So, ich habe die Schnur nun sehr schnell bekommen. Sie ist wirklich dünn und sehr glatt. Geht fast lautlos durch die Ringe. Farbabrieb gibt es aber, wie bei den meisten Schnüren.
Macht auf den ersten Blick einen sehr guten Eindruck. Melde mich nochmal, wenn sie am Wasser war!


----------



## Franky (6. Februar 2015)

*AW: WFT-Gliss-Schnur; Erfahrungen?*

Ich bin mir nicht 100% sicher, aber ich glaube, eine solche Schnur gibt es schon länger - kommt von Hemmingway (Lippmann) und heisst dort Monotec Futura... Liest sich alles, was man so findet, durchaus nicht unbekannt...


----------



## Fr33 (6. Februar 2015)

*AW: WFT-Gliss-Schnur; Erfahrungen?*

Franky, das ist nicht das gleiche Prinzip....


die Hemmingway ist ne Thermofusionsschur (also sowas wie die gute alte FireLine mit Monomantel....) Da sind ein paar verschmolzene PE Fasern die von Mono (PPS oder PBT)  etc. ummantelt ist ...


Die GLISS soll laut Hersteller viele einzelne PE Fäden parallel laufen haben (also nicht verklebt) und die werden dann umhüllt. Dadurch bekommt man anscheinend eine glattere und rundere Oberfläche hin, als wenn man verschmolzene Fasern nochmal versiegelt...


----------



## Franky (6. Februar 2015)

*AW: WFT-Gliss-Schnur; Erfahrungen?*

Fr33:
Ich hatte die Futura schon gehabt. Damals (2002) waren unter dem "Nylonmantel" "weisse Fussels" - keine Thermofusion a la Fireline!
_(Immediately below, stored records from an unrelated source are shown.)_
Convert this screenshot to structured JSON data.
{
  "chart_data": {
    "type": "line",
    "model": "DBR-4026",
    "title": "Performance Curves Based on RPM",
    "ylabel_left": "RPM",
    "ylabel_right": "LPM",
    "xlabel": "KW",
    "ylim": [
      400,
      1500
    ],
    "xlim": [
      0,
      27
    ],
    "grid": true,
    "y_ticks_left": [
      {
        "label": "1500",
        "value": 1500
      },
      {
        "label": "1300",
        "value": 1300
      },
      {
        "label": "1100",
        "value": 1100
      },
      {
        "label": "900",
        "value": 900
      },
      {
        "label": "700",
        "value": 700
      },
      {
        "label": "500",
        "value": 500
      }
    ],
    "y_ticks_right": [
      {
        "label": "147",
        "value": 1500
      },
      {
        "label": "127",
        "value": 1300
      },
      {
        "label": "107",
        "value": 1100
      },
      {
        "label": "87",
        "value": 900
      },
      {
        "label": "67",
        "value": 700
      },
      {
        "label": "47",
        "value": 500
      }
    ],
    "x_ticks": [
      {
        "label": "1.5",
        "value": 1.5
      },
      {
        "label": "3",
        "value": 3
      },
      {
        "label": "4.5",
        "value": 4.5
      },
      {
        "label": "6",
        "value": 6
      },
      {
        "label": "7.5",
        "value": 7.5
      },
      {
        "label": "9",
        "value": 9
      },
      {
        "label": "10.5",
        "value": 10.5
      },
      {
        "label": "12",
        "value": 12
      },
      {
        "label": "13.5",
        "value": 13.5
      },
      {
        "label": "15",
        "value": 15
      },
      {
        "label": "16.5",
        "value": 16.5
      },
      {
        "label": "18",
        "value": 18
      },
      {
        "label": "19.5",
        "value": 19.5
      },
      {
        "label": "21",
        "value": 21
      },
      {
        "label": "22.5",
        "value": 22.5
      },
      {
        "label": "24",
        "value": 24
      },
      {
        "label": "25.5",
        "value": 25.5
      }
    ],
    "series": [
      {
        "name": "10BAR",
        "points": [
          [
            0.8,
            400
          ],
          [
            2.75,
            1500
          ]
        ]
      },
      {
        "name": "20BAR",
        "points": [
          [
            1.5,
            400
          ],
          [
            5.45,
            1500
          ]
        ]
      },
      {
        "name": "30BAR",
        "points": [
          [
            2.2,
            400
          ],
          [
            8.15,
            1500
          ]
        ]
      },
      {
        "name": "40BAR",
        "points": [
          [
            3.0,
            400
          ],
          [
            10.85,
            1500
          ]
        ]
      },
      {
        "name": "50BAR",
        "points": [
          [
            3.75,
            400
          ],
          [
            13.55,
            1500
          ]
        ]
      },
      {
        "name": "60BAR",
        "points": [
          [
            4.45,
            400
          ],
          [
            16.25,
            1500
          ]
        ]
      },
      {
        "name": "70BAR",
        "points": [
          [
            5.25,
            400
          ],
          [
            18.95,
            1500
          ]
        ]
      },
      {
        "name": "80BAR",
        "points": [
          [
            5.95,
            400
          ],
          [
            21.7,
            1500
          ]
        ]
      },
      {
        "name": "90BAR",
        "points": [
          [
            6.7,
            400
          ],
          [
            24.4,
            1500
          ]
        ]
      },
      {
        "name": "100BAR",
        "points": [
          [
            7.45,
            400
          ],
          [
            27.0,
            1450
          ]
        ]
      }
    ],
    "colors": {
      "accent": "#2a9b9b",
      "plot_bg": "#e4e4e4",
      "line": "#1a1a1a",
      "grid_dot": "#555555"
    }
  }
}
Bin gerade drauf und dran 'ne Schnurprobe von der Monotec Futura zu ordern...


----------



## WalKo (6. Februar 2015)

*AW: WFT-Gliss-Schnur; Erfahrungen?*

Wurde von WFT die Berkley Nanofil  nachgeahmt?

Gruß
Waldemar


----------



## Franky (6. Februar 2015)

*AW: WFT-Gliss-Schnur; Erfahrungen?*

Hast Du die Nanofil schon mal "aufgemacht"? Ich hatte die nur von der Spule gestrapst und ohne weitere "Analyse" entsorgt...


----------



## Angler9999 (6. Februar 2015)

*AW: WFT-Gliss-Schnur; Erfahrungen?*

Ich klinke mich mal hier ein.
Ich nehme an, das die WFT Plasma KG eine andere Schnur ist oder?
Als 12er (Ja ich weiß die ist in Wirklichkeit dicker) soll sie 14 KG tragen. Wenn die 7 Kg trägt wäre das doch schon gut oder?

Gelb
http://www.zesox.de/Angelschnuere/G...2mm-14Kg-1m-Geflochtene-Schnur-Meterware.html

Pink
http://www.zesox.de/Angelschnuere/G...w=&pup_c=pla&gclid=CNCb8_SUzcMCFSfLtAodnR8AQQ

Hintergrund ist, ich suche noch eine Schnur, die bezahlbar ist. Max 12-15 Euro/100m Die bisherige Climax 8 Braid finde ich gut, nur bekommt mein Händler die grad nicht ran....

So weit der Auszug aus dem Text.